Ashtanga

Ashtanga Yoga ist ein Yoga-Stil, der im 20. Jahrhundert von Sri K. Pattabhi Jois und T. Krishnamacharya (Indien) entwickelt wurde. Ashtanga Yoga ist ein dynamischer, fließender Stil, der die Bewegung des Körpers mit dem Atmen verbindet.
Ashtanga besteht aus 6 festgelegten Serien und man hält die Positionen (Asanas) für 5 – 8 Atemzüge.

Ashtanga bedeutet achtgliedrig.

Der achtgliedrige Weg eines überzeugten Praktizierenden besteht aus:

  1. Yama (zwischenmenschliche Ethik, Umgang mit anderen)
  2. Niyama (die persönliche Lebensführung, Disziplin, Selbststudium)
  3. Asana (Haltungen und Stellungen in den Ashtanga Serien)
  4. Pranayama (Atmung, Kontrolle über die Lebensenergie)
  5. Pratyahara (Rückzug der Sinne, Rückzug des Geistes)
  6. Dharana (Konzentration, fokussieren auf ein Objekt als Vorstufe zur Meditation)
  7. Dhyana (Meditation, Versenkung, Andacht)
  8. Samadhi (Überbewusstsein, eins sein, mit dem Universum verschmelzen, göttliche Erfahrung)


Das Weg ist das Ziel aber die wenigen, welche Samadhi erreichen, erfahren die reine Erkenntnis. Gedanken, Gefühle, Freude, Schmerzen, Wünsche lösen sich in Nichts auf. Es findet eine Transformation statt, das Verstehen einer Verbundenheit, es beeinflusst anschliessend Dein Denken, Handeln.

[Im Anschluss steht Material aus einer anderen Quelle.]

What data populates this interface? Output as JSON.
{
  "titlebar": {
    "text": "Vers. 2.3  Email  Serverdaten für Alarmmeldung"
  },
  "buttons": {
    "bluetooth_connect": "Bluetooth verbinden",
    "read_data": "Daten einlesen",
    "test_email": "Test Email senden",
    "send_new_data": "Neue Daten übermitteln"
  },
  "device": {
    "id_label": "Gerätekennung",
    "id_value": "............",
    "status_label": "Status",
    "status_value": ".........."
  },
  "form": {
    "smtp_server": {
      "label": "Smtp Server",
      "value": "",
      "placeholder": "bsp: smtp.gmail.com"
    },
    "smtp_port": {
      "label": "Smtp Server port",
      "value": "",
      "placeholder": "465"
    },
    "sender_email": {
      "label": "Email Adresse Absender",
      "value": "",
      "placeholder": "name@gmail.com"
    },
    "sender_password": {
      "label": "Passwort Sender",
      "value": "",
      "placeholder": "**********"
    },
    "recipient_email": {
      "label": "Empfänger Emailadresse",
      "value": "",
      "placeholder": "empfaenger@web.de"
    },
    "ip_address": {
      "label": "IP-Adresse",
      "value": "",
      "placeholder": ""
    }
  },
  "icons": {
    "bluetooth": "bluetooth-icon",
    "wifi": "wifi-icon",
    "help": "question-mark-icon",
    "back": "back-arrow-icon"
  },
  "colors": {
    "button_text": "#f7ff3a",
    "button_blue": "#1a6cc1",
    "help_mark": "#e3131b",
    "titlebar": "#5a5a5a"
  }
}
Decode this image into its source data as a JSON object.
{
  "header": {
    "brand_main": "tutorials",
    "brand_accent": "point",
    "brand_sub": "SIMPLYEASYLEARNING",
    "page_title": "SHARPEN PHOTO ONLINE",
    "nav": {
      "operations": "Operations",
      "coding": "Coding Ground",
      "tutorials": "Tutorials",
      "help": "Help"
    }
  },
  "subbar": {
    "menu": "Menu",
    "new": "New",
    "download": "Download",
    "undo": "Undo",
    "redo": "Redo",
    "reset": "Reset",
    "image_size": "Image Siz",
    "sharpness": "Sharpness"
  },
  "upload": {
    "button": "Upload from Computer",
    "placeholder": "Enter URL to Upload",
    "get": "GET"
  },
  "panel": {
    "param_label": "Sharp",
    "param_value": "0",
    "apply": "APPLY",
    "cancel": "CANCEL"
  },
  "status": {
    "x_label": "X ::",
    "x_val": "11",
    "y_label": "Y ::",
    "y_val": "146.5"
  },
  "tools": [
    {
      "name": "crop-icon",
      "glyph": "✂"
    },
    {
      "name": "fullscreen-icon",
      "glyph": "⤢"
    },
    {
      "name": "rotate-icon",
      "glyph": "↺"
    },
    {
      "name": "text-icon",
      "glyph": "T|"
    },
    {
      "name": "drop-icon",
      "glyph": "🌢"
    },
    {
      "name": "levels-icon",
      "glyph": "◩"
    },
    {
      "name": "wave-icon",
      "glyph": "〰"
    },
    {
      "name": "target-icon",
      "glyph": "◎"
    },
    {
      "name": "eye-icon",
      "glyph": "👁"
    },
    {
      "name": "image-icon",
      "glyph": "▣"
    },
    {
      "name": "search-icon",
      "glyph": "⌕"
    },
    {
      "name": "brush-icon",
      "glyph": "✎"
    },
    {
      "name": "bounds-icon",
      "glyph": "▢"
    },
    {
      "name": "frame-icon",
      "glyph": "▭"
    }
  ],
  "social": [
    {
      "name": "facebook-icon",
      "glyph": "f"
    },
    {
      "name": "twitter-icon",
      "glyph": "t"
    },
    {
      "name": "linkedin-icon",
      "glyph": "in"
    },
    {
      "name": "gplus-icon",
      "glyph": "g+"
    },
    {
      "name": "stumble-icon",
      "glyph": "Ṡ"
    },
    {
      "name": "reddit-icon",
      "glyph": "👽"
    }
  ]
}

Im Samadhi ist Dein drittes Auge geöffnet und Du bist nicht mehr in Deinem eigenen Geist.

Der Fokus liegt auf Atem (Prana) – Haltung (Asana) – Blickpunkt (Drishti).
Die Atmung hilft uns, die Asana besser zu halten und die richtige Blickrichtung ebenso.

Ashtanga ist ein sportlicher Yoga Stil, die Haltungen können herausfordernd sein, das Schöne ist, das sich die Asanas wiederholen und man sich so mehr auf die korrekte Ausübung konzentrieren kann, weil man den Ablauf verinnerlicht.